The WebOS killed our last chance at interop

Despite Mozilla’s and Google’s attempts to standardize a manifest format to allow installable web apps, it never really took off. Under the noses of everyone back in 2014, the web was already undergoing major fragmentation. A lot of people knew this, but chose to pretend that it was actually a good thing for the Web… and maybe it was in hindsight. It really started with Chrome OS, but was rapidly legitimized by growth and popularity of Firefox OS. By 2018, FireFox OS had taken a foothold in the lower end of the market capturing around 3% of global market share (the increase could have been greater, but very cheap Android phones put a lot of pressure on Mozilla which caused its growth to slow). By 2016, it was too late to turn back. Mozilla had invested very heavily into their proprietary platform (“Web” APIs, dev tools, docs, marketplace, etc.) and ditching all for lousy/half-baked W3C alternatives didn’t make economic sense (even if they were royalty free). Additionally, it would have been too expensive to deprecate and rewrite the FireFox OS platform to make use of standardized APIs… so they didn’t bother and just kept going with FireFox OS as it was, even if no other platform supported the APIs. But what the hell, it was the “open” alternative.

The fragmentation problems were two fold:

  1. The steady rise of the “embedded web view”.
  2. that there was a large and deliberate attempt to fragment the web into silos: Chrome OS, FireFoxOS, and Windows 8 apps.

Rise of Servo and the embedded web view

Embedded web views was something the clever people that started PhoneGap tuned into early on, and that Adobe bought early on realizing the potential of. Despite the goal of having PhoneGap become irrelevant (by pushing the Web to provide the functionality it provides) – it actually went the other way! PhoneGap/Cordova continued to grow in relevance and popularity. In 2014-2015, Mozilla had also jumped on board along with Google, Microsoft, etc. and the Cordova APIs became the de facto standard by 2016 without undergoing W3C standardization.

To get into this war for the embeddable engine, Mozilla ramped up development of Servo. Making Servo into an embeddable platform made it a great drop in replacement for WebKit (after loosing more contributors to Blink, Apple eventually forked WebKit and made an internal project in 2016). Servo’s embedding API and use of Rust means it quickly became a serious contender against WebKit.

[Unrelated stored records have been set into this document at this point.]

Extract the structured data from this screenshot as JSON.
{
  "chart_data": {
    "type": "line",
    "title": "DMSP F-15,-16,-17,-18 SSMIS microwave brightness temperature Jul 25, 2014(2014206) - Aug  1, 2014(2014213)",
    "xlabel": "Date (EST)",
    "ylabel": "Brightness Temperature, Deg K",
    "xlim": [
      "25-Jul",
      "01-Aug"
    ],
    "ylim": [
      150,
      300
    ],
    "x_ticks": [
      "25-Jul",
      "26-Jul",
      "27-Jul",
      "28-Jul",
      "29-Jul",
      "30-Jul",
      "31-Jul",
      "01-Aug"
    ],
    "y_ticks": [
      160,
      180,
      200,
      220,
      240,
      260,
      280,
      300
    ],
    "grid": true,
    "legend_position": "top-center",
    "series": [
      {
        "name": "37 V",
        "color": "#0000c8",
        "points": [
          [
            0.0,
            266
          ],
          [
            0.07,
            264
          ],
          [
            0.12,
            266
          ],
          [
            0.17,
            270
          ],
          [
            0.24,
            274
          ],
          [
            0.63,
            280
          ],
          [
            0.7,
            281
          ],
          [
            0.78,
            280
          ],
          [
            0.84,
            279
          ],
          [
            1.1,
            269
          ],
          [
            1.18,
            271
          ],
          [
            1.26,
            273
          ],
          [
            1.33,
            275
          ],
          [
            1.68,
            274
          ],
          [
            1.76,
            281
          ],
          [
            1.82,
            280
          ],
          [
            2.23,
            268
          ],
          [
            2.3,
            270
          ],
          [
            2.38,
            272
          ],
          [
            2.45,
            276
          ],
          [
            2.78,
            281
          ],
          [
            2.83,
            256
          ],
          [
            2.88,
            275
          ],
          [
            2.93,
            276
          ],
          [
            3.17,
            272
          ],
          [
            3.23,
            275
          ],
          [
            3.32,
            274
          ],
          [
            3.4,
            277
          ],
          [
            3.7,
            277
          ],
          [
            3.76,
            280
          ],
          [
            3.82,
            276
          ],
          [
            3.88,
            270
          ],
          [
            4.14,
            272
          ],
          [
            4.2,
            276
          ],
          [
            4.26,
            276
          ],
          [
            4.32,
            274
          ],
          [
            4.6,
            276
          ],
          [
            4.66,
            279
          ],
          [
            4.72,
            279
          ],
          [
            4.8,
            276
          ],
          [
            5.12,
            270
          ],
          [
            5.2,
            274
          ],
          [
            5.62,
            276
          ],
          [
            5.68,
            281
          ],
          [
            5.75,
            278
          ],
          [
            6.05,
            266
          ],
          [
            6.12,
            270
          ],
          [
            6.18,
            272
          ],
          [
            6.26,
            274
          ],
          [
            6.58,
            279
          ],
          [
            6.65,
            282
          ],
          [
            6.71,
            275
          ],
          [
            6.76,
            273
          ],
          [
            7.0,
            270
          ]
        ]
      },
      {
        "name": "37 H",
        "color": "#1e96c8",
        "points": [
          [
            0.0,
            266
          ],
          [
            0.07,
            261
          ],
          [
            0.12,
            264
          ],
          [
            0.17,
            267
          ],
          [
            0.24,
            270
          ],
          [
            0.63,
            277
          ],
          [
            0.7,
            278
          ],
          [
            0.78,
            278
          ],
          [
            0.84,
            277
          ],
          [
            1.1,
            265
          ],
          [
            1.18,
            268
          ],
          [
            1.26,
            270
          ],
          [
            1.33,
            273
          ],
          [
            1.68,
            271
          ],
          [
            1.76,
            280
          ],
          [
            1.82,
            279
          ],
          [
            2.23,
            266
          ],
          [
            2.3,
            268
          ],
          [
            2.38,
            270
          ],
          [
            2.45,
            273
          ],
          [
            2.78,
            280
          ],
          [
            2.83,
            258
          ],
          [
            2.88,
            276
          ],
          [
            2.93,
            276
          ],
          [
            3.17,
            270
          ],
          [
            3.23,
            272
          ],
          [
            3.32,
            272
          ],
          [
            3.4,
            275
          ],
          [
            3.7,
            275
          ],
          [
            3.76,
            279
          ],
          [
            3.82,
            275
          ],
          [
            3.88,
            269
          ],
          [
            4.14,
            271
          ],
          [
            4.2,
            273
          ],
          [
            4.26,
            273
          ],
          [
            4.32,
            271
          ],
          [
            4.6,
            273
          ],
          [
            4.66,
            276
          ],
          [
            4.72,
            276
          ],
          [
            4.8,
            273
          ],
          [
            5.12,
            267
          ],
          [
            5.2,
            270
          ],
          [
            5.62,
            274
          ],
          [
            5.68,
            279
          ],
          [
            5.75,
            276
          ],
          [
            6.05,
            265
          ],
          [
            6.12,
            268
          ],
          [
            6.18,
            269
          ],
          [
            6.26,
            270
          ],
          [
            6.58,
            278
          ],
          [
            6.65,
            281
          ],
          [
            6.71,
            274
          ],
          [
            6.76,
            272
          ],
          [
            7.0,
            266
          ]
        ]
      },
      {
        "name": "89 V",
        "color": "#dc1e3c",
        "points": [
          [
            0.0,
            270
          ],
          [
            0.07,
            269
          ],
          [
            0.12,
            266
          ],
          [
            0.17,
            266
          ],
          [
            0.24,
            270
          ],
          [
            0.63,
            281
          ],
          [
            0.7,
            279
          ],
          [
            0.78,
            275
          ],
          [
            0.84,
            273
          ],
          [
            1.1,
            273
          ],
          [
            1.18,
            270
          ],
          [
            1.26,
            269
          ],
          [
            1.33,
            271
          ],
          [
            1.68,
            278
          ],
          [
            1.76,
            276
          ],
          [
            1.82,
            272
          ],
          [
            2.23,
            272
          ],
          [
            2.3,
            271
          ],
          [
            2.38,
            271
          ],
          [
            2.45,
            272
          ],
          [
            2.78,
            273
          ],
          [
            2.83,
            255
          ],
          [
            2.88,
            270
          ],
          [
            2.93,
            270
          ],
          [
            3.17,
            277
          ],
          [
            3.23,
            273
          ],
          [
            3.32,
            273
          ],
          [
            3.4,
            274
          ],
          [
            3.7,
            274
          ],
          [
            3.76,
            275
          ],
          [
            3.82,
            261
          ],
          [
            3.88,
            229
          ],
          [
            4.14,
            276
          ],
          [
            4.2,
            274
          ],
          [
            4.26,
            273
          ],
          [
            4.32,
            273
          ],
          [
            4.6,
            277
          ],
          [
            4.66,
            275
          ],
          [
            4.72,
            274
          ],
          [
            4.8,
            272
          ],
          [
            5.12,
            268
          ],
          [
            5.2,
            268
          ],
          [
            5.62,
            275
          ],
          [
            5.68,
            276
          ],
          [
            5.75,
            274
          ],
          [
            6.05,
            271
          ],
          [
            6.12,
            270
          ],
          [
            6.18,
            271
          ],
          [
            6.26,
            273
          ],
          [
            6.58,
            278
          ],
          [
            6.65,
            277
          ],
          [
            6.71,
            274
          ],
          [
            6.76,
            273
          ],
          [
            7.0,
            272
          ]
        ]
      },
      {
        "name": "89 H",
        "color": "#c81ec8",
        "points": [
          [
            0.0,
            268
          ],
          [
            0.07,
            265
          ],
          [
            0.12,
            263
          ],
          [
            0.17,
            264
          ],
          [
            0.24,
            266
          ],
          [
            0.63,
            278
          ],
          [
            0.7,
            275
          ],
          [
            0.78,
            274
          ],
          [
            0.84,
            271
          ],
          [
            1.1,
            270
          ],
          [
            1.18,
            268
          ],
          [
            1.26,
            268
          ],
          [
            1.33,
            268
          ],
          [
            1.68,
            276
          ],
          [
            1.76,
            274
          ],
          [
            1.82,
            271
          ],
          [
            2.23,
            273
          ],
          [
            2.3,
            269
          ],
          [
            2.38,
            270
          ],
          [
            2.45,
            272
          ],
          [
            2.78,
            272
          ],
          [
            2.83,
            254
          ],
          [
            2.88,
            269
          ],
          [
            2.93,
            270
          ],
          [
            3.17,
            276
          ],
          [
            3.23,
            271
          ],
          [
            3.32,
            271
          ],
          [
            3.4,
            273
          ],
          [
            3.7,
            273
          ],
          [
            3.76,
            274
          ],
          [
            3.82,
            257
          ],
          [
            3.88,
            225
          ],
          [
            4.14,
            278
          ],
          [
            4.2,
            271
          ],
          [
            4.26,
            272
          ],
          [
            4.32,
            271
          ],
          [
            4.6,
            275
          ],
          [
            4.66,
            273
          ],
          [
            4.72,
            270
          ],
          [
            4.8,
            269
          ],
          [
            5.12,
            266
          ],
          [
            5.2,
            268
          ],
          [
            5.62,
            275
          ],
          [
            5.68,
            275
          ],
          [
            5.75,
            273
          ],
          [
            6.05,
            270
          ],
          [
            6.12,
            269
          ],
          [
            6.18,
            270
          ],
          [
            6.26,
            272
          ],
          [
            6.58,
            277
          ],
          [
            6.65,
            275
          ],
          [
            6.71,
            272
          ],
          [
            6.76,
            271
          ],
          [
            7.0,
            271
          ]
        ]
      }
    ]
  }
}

Tools like Phantom JS ditch WebKit. By 2019, Gecko was finally killed off and Servo was put in it’s place. The combination of Servo’s reliance on Rust and WebIDL proved to be a winner here. It meant that developers could quickly add new custom features to the platform and use a relatively easy to use language (Rust) to add new features to the browser. This made it even more attractive than Blink as an embeddable browser engine.

Lastly, as FireFox OS moved to using Servo instead of Gecko, it started to support native applications written in Rust. This followed the trend set in 2014, where Google started supporting Android (Java) applications in Chrome OS. By 2024, most apps are written in Rust and a lot make use of Servo as a WebView component. This is great for viewing web content – but most serious app development is now done with either Rust, Java, Foopy (it’s awesome, wait till you play with it!) or Swift. The Web remains mostly a publishing medium.

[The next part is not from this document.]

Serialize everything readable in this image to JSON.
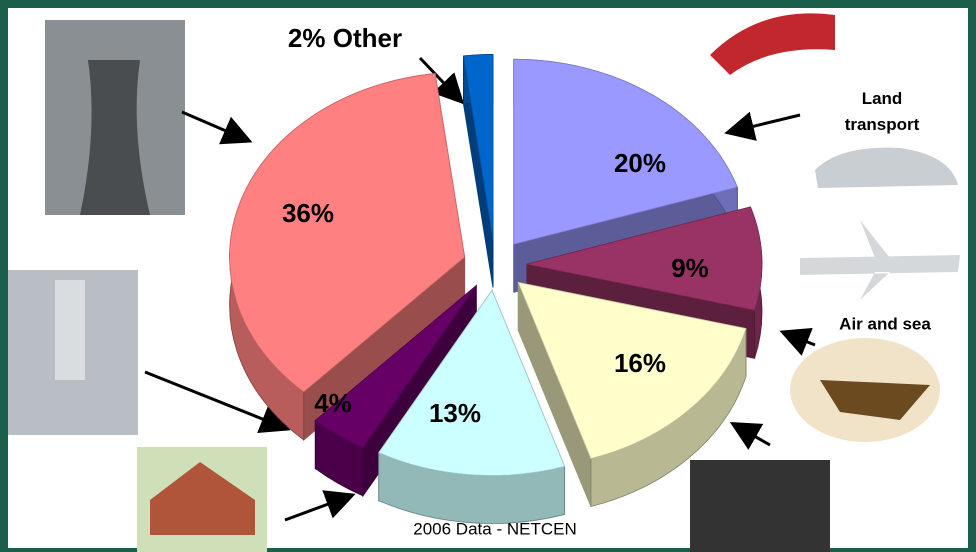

I got in early on the whole Foopy thing. Made a mint and retired to Portugal and I now have a small fig farm (mostly sell jams and cakes… it’s nice).

W3C TAG elections

I recently learned through reading Alex Russell’s blog that Google had nominated him as a candidate on the upcoming W3C Technical Architecture Group elections. I thought this was great, as I more often then not find myself in violent agreement with Alex on how browsers should expose their guts to developers (amongst other things). As Alex put it:

I’m running to try to turn the TAG into an organization that has something to say about the important problems facing devs building apps today; particularly how new specs either address or exacerbate those challenges.

I thought it would be great to finally have someone who cares about the challenges that Web developers face represented on the TAG. So it then came to me as a bit of a humbling surprise that I had also been nominated (by Nokia) and asked to run by Robin Berjon. Admittedly, I was hesitant (and I still am) as I don’t know much about the TAG.

To us humble outsiders, the TAG has always been the Ivory Tower of the old guard of the Web: you know, where the guys that started it all pontificate about the nuances of URIs, HTTP Range 14 (don’t worry, I have no idea what the hell that is either!), and the mythical semantic web.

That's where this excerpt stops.